The lawsuit seeks unpaid wages, liquidated damages, owed employment benefits resulting from the alleged misclassification, attorney fees and any additional relief the court decides.
Kaplan said that it is unclear how many other laborers will join the class-action lawsuit, but added that it would “probably be a significant number.” He also said that with no state overtime wage law in Virginia, there is no legal mechanism to make general contractors on these projects liable for subordinate contractors, many of which can’t afford to pay legal fees when they are sued.
On Oct. 22, a class-action lawsuit was filed on behalf of two Virginia residents who were employed to work on the Fine Arts Center of Christopher Newport University in Newport News. The plaintiffs, Douglas Moran and Yoleissy Mansfarrol, allege in the suit that Agent Wall Systems, Inc., a Norfolk-based construction company, and B&A Construction Services, a labor subcontractor in North Chesterfield, violated FSLA and the Virginia Wage Payment Law by not providing overtime rates when they worked over 40 hours a week.

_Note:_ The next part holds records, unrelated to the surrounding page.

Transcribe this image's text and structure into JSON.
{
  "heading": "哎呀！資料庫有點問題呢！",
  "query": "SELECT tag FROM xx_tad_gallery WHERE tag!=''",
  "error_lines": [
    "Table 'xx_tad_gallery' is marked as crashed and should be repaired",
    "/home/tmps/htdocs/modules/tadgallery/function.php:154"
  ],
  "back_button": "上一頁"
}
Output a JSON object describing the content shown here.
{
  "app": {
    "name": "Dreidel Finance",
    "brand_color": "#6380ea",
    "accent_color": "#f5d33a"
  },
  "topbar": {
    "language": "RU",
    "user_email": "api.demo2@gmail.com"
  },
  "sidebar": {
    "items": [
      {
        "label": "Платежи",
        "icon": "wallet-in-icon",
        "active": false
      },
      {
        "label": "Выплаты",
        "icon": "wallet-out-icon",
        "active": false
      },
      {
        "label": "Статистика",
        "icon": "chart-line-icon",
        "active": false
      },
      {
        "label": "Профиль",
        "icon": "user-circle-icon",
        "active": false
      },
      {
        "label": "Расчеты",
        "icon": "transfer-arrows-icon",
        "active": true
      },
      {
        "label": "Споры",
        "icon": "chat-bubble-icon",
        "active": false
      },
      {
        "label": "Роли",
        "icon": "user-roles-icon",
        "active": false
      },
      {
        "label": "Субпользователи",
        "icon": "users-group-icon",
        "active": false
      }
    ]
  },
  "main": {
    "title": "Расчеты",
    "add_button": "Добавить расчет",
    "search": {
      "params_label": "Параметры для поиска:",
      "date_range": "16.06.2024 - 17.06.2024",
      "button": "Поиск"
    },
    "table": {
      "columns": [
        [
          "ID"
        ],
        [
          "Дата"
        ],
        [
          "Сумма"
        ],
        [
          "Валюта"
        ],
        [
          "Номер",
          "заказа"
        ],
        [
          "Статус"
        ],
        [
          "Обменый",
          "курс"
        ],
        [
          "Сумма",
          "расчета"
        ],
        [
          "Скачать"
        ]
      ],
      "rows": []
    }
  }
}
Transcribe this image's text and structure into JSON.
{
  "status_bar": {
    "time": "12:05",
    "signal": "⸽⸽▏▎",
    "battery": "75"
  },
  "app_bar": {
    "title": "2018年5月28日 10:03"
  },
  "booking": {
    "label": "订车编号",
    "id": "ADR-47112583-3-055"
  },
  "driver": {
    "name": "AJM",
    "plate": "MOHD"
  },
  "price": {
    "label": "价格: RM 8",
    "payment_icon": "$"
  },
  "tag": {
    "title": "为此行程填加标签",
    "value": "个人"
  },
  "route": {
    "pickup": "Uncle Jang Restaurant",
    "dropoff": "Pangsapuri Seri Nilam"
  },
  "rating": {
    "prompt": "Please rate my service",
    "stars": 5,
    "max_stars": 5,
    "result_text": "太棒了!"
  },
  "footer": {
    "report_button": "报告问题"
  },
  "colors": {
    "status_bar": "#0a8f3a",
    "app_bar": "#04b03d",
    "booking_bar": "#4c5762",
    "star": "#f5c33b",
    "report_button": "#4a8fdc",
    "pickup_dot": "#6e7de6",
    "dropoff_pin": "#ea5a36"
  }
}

The lawsuit also claims that Agent Wall Systems and B&A Construction misclassified them as independent contractors and not employees, despite having day-to-day control of what the plaintiffs did on the construction site.
“By misclassifying workers, employers deny employees their lawful wages and benefits while simultaneously underfunding social insurance programs like Social Security, Medicaid, unemployment insurance, and workers’ compensation. One way in which misclassification and other forms of wage theft are perpetrated is through the use of subcontractors who fail to follow federal and state wage/hour and misclassification laws.”
Kaplan said the misclassification of these workers take hundreds of millions of dollars in tax revenue away from state governments.
Agent Wall Systems was subcontracted to work on the CNU project, a VCU residence hall on Main Street, grocery stores in Chesapeake and Hampton and a Virginia Beach hotel. Adam Taubman, Agent Wall Systems’ owner and vice president, declined to comment. B&A Construction did not respond to requests seeking comment.
“The university is not a party to the lawsuit and has no knowledge about what is being alleged,” CNU spokesman Jim Hanchett told 8News.
This class-action lawsuit seeks unpaid wages, employment benefits, funds for attorney fees and two times the amount of unpaid wages as damages.